Moses was in ‘the backside of the desert’, says the King James Bible. (Exodus 3:1) I’d steer clear of that expression, but there might have been times when Moses was tempted to use it. The desert drop-out stood before the burning bush a broken man, haunted by his inadequacy. (Exodus 4:10-14) He was so long in the tooth that ivory hunters must have started asking after his health. And excuses! When God called him, this word-masher’s comeback was packed with more ‘buts’ than a church pew on Easter morning. As he tried to stammer home his point, he even had the audacity to imply that his deficiencies were bigger than God. What’s a stutter to the One who fashions mouths? What’s a mental block to the Maker of minds?
Poor old tongue-twister – one foot in the grave, and the other in his mouth. Yet it was Moses the word-slurping geriatric, not Moses the headstrong royal, who was on the brink of greatness.
Forty years earlier, fresh from his Egyptian education, strong in body, high in status and political pull, he was keen to help God’s people. But heaven had no use for a budding superstar. Heaven was waiting for a bumbling sheep-minder.
Viewed from the final side of the grave, everything tackled in one’s own strength fizzles. (Compare John 15:5) Only through God could Moses’ splash in time ripple for all eternity. Perhaps it took the full forty years for this realization to become an unshakeable conviction, but it was worth the wait. It became the secret of Moses’ strength, ridding him of the arrogant independence that would otherwise have fouled his service. He was the meekest man on earth. (Numbers 12:3 ff) This precious quality is adorned with exquisite promises.
‘The meek will he guide . . .
‘The meek will increase their joy in the Lord.’ (Isaiah 29:19)
‘The meek will inherit the earth.’ (Matthew 5:5)
Humility – joyous dependence upon the Lord – is the road to honor. (Proverbs 15:33 b; James 4:10; 1 Peter 5:6-7) The glitter at the end of other roads is a mirage. (Luke 14:11; Proverbs 16:25)
There was a young man with rashes;
(If you wrote poetry like this, you’d be humble, too.)
The issue of pride and humility is a deathtrap strewn with confusion and false concepts. Let’s clear this minefield before anyone else is hurt. We’ll begin with the analogy of a lamb in Bible times.
There’s a pride that says, ‘I can find better pasture than the Shepherd. I’ll always find water. I can handle bears, and lions are probably a myth invented by the Shepherd so he can dominate me.’

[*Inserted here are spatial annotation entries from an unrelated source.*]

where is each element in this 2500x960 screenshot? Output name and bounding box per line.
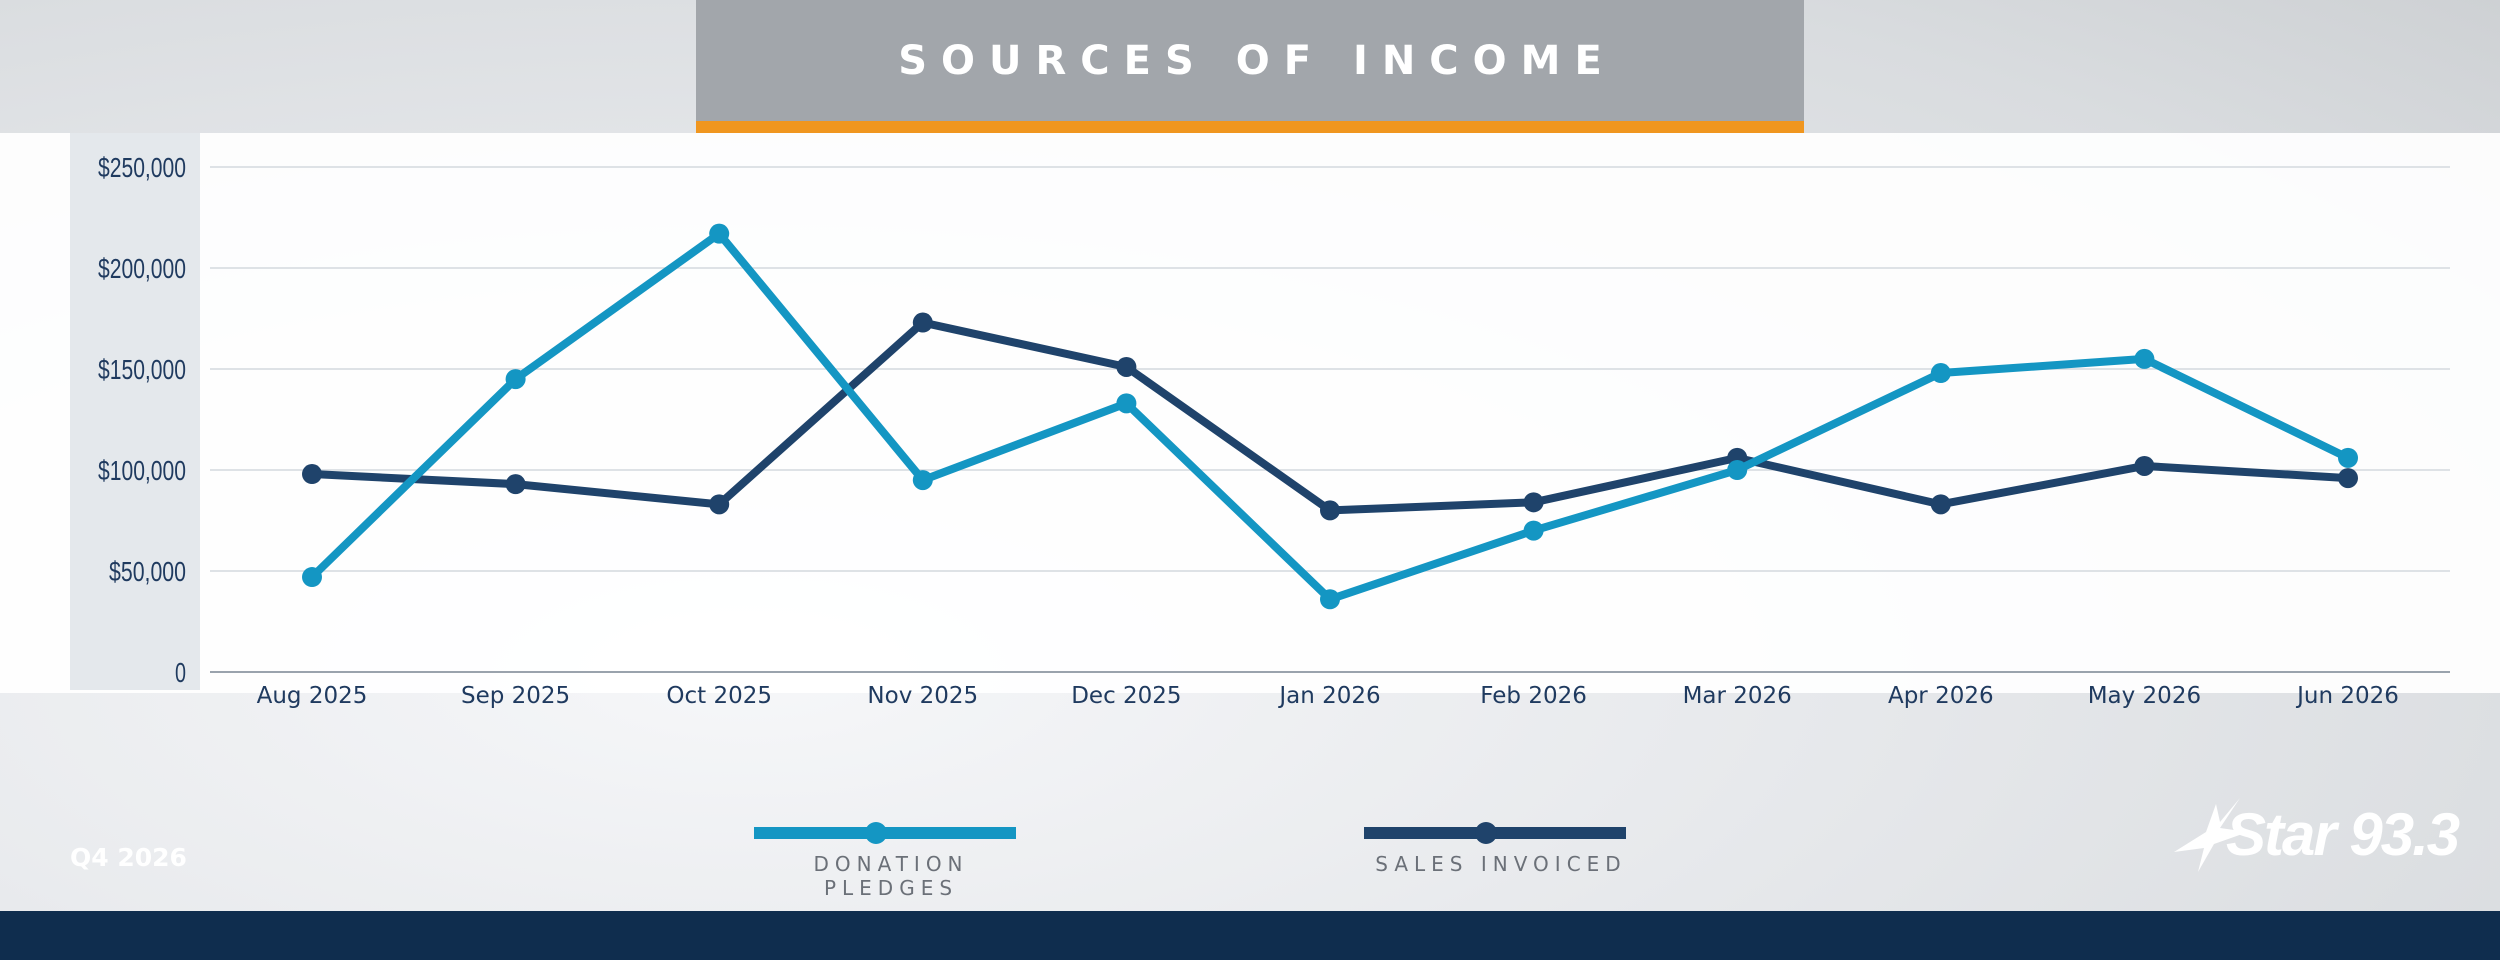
chart-title: SOURCES OF INCOME [898, 37, 1616, 84]
legend-item-donation-pledges: DONATION PLEDGES [746, 818, 1016, 900]
legend-label-donation-pledges: DONATION PLEDGES [813, 852, 969, 900]
x-tick-label: Aug 2025 [257, 683, 368, 709]
star-icon [2174, 798, 2248, 872]
data-point-sales-invoiced [505, 474, 526, 495]
x-tick-label: Sep 2025 [461, 683, 570, 709]
y-tick-label: $100,000 [98, 455, 186, 486]
x-tick-label: Dec 2025 [1071, 683, 1181, 709]
series-layer [302, 223, 2358, 610]
y-axis-ticks: 0 $50,000 $100,000 $150,000 $200,000 $250,000 [98, 152, 186, 688]
data-point-sales-invoiced [2338, 468, 2358, 489]
quarter-label: Q4 2026 [70, 843, 187, 872]
series-line-sales-invoiced [308, 318, 2352, 515]
data-point-donation-pledges [1930, 363, 1951, 384]
x-tick-label: Apr 2026 [1888, 683, 1994, 709]
title-bar: SOURCES OF INCOME [696, 0, 1804, 133]
x-tick-label: Nov 2025 [867, 683, 978, 709]
logo-text: Star 93.3 [2226, 801, 2460, 868]
data-point-donation-pledges [1320, 589, 1340, 610]
plot-panel [0, 133, 2500, 693]
y-tick-label: $50,000 [109, 556, 186, 587]
legend-item-sales-invoiced: SALES INVOICED [1356, 818, 1626, 898]
data-point-sales-invoiced [1116, 356, 1137, 377]
data-point-sales-invoiced [1930, 494, 1951, 515]
y-tick-label: 0 [175, 657, 186, 688]
series-donation-pledges [302, 223, 2358, 610]
data-point-donation-pledges [2134, 348, 2155, 369]
data-point-sales-invoiced [302, 464, 322, 485]
y-axis-panel [70, 133, 200, 690]
data-point-donation-pledges [302, 567, 322, 588]
x-tick-label: Feb 2026 [1480, 683, 1587, 709]
y-tick-label: $150,000 [98, 354, 186, 385]
data-point-donation-pledges [912, 470, 933, 491]
legend-label-sales-invoiced: SALES INVOICED [1375, 852, 1627, 876]
data-point-sales-invoiced [912, 312, 933, 333]
series-line-donation-pledges [308, 229, 2352, 604]
x-tick-label: Mar 2026 [1683, 683, 1792, 709]
series-sales-invoiced [302, 312, 2358, 521]
data-point-sales-invoiced [2134, 455, 2155, 476]
station-logo: Star 93.3 [2170, 792, 2460, 878]
gridlines [210, 166, 2450, 673]
legend-swatch-donation-pledges [754, 818, 1016, 848]
x-tick-label: May 2026 [2088, 683, 2201, 709]
data-point-sales-invoiced [1320, 500, 1340, 521]
legend-swatch-sales-invoiced [1364, 818, 1626, 848]
x-tick-label: Oct 2025 [666, 683, 772, 709]
data-point-donation-pledges [2338, 447, 2358, 468]
data-point-donation-pledges [1523, 520, 1544, 541]
data-point-donation-pledges [1116, 393, 1137, 414]
data-point-donation-pledges [709, 223, 730, 244]
x-tick-label: Jun 2026 [2295, 683, 2399, 709]
y-tick-label: $200,000 [98, 253, 186, 284]
data-point-sales-invoiced [709, 494, 730, 515]
x-tick-label: Jan 2026 [1277, 683, 1380, 709]
data-point-donation-pledges [1727, 460, 1748, 480]
data-point-sales-invoiced [1523, 492, 1544, 513]
y-tick-label: $250,000 [98, 152, 186, 183]
data-point-donation-pledges [505, 369, 526, 390]
x-axis-ticks: Aug 2025 Sep 2025 Oct 2025 Nov 2025 Dec 2025… [257, 683, 2399, 709]
footer-band [0, 911, 2500, 960]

Few of us are in danger of such stupidity. Our danger is the independent spirit that says, ‘I adore my wonderful Shepherd, but that grass over the rise looks particularly juicy. I’ll just wander over. I’m growing up. I’ve been out of sight before and everything went fine. If a lion comes I’m sure I can bleat loud enough and the Shepherd can run fast enough . . . ’
There’s an attitude masquerading as humility that beats itself miserable. ‘I’m dumb. I’m ugly. I’m hopeless.’ Give no room to this imposter. But there’s a humility that rejoices in the certainty that the Shepherd knows best. Having abandoned faith in itself or in luck, it puts all its hope in the Shepherd, believing that to leave him out of sight for a second is to flirt with disaster. This virtue hugs the Shepherd, delighting in his every whisper, feasting on his goodness. Sometimes humility is led over rocky terrain but ultimately it enjoys the best pasture and the highest security. Not only is it not mauled by predators, it produces the best wool and the best offspring. It sometimes staggers up hills to stay with its Shepherd but it frolics in the warmth of the Shepherd’s love.